Apesar das dificuldades em gerir a ferrovia de um país invadido, Alexander Kamyshin garante que a empresa “nunca quebrou” nem “nunca se afastou da sua responsabilidade”. “Temos um papel muito importante nesta guerra”, diz, descrevendo que os caminhos de ferro funcionam como “um segundo exército”. “Transporta-se milhares de pessoas a bordo, fez-se um programa de evacuação nas primeiras horas da invasão”, elencou como principais conquistas da empresa desde 24 de fevereiro, acrescentando que a população ucraniana também tem consciência da relevância que esta estrutura significa para o país.
Para desempenhar esta tarefa de contornos hercúleos, é necessário um nível de organização elevado que acaba por se espelhar no dia-a-dia do diretor executivo da Ukrzaliznytsia. Normalmente, acorda cedo — se não tiver despertado de madrugada com o som de alguma “explosão” provocada pelos constantes bombardeamentos russos. Depois, há uma espécie de briefing, que lhe é passado pelos seus auxiliares, para estar informado sobre o que aconteceu durante as primeiras horas do dia. “Põem-me a par se há perigos no trânsito”, conta ao Observador.
Se houver uma situação urgente, Alexander Kamyshin poderá ter de se deslocar a algum local para avaliar os danos que, por exemplo, uma “explosão pode originar” nalgum troço dos caminhos de ferro ucranianos — num país com cerca de 24 mil quilómetros de ferrovia, a 13ª maior do mundo. A intervenção do responsável por esta infraestrutura colossal tem de ser “rápida” para que não haja impedimentos que possam criar constrangimentos em toda a ferrovia: “Temos de ver que partes estão bloqueadas e desbloqueá-las”, exemplifica, salientando que, se esse processo não for realizado rapidamente, isso pode impedir a retirada de civis em caso de um ataque surpresa, ou quebrar uma determinada rota do transporte de mercadorias, mantimentos e até equipamentos militares essenciais para o sucesso do conflito.
A manhã de um dia de trabalho de Alexander Kamyshin é, por isso, dedicada a resolver problemas. À tarde, as principais tarefas passam por “falar com outras empresas” e dedicar algum tempo a reuniões de acompanhamento de uma situação extretamente volátil e imprevisível. “Mesmo durante uma guerra, há que fazer negócios”, assinala, ainda que refira que, durante um conflito, manter estes serviços operacionais é um “desafio a dobrar”.
“A espinha dorsal” da Ucrânia e as perspetivas europeias
Além de serem quase um “segundo exército” — pelo papel fundamental que exercem no contexto atual —, Alexander Kamyshin utiliza outra expressão para descrever a importância da ferrovia: ela é, diz “a espinha dorsal” da segurança da Ucrânia. “Transportamos ajuda humanitária, transportamos mercadorias, algo que é bom para a economia.
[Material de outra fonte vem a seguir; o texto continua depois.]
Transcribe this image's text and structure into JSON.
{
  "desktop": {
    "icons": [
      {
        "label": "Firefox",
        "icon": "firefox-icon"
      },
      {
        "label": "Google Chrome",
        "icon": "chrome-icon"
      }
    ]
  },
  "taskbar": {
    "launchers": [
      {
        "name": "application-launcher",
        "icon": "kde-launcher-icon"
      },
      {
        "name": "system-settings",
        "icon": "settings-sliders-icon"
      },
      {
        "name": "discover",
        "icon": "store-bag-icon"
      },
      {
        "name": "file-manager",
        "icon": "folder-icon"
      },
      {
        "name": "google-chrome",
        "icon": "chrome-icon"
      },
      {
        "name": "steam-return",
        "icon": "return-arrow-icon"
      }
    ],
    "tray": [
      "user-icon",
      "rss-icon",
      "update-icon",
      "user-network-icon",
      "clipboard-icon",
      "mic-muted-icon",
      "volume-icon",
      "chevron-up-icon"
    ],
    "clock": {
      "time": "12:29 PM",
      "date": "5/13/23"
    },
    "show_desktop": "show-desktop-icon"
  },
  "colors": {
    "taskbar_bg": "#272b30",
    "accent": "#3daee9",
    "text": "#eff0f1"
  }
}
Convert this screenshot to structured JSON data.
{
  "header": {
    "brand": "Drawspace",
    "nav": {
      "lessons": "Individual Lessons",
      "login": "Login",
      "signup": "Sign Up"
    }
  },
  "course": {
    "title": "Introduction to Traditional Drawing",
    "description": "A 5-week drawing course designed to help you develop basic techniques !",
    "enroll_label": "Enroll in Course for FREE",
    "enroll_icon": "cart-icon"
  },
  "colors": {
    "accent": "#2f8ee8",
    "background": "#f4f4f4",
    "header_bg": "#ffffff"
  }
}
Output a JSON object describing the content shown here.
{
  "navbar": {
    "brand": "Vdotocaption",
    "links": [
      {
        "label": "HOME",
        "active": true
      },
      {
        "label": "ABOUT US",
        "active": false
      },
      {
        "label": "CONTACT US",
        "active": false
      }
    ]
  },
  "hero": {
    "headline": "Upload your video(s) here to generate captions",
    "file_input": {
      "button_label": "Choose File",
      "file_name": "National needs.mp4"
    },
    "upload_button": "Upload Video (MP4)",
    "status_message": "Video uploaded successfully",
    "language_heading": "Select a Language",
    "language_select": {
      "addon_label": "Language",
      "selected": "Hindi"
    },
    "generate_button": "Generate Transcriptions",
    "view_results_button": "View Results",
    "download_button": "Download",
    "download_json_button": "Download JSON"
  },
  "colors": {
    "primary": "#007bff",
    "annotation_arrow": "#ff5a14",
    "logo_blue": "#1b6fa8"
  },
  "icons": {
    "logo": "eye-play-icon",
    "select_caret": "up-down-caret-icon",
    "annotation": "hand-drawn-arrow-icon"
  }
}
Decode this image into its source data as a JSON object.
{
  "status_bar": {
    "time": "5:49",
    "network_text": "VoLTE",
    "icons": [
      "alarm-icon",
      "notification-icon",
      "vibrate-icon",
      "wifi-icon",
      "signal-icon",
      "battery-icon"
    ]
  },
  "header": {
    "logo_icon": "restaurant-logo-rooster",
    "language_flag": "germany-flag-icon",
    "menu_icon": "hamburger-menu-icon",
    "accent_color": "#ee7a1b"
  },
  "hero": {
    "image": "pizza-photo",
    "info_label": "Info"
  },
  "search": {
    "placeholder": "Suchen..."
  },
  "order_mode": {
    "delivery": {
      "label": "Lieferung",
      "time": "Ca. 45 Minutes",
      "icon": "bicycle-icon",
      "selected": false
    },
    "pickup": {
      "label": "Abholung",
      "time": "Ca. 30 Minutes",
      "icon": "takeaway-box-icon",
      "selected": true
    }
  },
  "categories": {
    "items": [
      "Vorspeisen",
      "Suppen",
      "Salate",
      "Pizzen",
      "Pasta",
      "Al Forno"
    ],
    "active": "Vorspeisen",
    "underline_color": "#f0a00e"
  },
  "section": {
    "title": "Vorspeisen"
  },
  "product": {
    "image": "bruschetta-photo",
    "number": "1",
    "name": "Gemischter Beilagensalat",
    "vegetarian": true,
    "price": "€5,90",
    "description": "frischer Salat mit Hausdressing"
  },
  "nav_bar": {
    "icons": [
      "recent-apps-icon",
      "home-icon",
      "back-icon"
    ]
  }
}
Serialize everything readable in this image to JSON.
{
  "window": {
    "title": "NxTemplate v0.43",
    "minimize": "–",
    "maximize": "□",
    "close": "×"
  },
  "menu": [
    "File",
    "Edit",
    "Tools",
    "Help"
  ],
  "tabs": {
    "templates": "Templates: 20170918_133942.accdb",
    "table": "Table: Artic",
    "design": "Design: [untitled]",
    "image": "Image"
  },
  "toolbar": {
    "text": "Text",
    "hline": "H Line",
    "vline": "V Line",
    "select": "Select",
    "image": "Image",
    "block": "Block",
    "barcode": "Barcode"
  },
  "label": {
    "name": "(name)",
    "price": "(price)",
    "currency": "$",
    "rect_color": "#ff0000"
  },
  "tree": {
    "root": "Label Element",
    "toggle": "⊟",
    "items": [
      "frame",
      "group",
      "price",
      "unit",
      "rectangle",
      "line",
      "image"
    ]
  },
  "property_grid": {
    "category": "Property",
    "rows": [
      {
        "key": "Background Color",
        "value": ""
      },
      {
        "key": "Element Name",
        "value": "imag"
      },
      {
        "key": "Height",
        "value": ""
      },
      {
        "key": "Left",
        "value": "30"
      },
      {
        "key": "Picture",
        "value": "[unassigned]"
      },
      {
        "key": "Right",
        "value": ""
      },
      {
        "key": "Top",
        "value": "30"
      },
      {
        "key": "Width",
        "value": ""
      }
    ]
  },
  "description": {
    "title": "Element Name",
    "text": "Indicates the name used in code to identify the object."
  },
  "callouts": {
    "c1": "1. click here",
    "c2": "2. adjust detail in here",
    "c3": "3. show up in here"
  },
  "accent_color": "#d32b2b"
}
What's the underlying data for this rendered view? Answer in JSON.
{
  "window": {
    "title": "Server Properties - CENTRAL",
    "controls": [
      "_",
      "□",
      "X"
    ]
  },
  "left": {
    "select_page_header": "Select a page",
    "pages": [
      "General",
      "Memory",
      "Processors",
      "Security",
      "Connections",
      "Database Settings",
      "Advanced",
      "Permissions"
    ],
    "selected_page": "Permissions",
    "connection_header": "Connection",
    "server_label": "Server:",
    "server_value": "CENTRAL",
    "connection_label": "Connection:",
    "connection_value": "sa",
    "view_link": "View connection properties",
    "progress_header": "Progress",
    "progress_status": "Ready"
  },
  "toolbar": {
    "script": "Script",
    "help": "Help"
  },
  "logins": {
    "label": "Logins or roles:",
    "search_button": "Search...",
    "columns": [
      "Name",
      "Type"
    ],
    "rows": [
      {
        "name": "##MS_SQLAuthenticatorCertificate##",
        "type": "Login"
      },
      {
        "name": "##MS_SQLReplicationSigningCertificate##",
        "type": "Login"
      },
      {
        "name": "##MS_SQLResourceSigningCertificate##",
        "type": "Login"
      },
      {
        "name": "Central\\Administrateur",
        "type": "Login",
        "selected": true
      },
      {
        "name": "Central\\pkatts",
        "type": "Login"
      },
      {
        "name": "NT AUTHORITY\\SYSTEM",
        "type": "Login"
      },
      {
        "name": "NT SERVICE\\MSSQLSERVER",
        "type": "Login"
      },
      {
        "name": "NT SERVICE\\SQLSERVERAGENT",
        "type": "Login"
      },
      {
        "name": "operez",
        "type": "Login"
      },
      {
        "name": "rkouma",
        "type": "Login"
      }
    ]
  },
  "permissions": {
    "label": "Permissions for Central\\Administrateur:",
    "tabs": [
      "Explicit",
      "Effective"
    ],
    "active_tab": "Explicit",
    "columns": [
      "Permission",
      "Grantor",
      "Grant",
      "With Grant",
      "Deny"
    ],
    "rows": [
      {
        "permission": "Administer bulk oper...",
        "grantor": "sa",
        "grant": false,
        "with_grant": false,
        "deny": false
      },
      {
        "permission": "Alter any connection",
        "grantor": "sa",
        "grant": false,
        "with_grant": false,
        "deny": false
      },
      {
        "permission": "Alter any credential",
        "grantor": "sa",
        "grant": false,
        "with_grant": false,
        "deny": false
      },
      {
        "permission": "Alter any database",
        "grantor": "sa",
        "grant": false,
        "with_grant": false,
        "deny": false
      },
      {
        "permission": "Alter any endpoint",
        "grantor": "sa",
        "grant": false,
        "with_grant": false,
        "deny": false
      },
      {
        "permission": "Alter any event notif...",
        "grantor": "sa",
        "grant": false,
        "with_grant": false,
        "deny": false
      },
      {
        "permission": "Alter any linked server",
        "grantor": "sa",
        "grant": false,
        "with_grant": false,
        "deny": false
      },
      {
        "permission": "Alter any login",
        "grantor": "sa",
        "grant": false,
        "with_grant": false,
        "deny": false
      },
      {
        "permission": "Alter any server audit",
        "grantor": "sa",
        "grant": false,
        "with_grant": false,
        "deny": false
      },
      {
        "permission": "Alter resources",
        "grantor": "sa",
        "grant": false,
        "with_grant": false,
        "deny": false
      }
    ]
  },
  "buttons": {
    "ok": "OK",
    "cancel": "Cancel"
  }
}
Quanto mais exportações fizermos, mais ajuda financeira recebemos.”
É fácil compreender porque é que, pelo papel que desempenha, a ferrovia seja, muitas vezes, alvo dos ataques da Rússia, que tenta bloquear o transporte de mercadorias e de armamento para outras partes da Ucrânia. Porém, Alexander Kamyshin rejeita que os ataques contra os caminhos de ferro sejam meramente “estratégicos” — um argumento utilizado pelo Kremlin para justificar essas ações. “Não percebo porque é que [os russos] dizem isso”, desabafa, vincando que não existe nenhum motivo, a não ser a pura destruição. “Os russos bombardeiam escolas, hospitais e casas. Tudo o que bombardeiam é estratégico? Acredito que não.”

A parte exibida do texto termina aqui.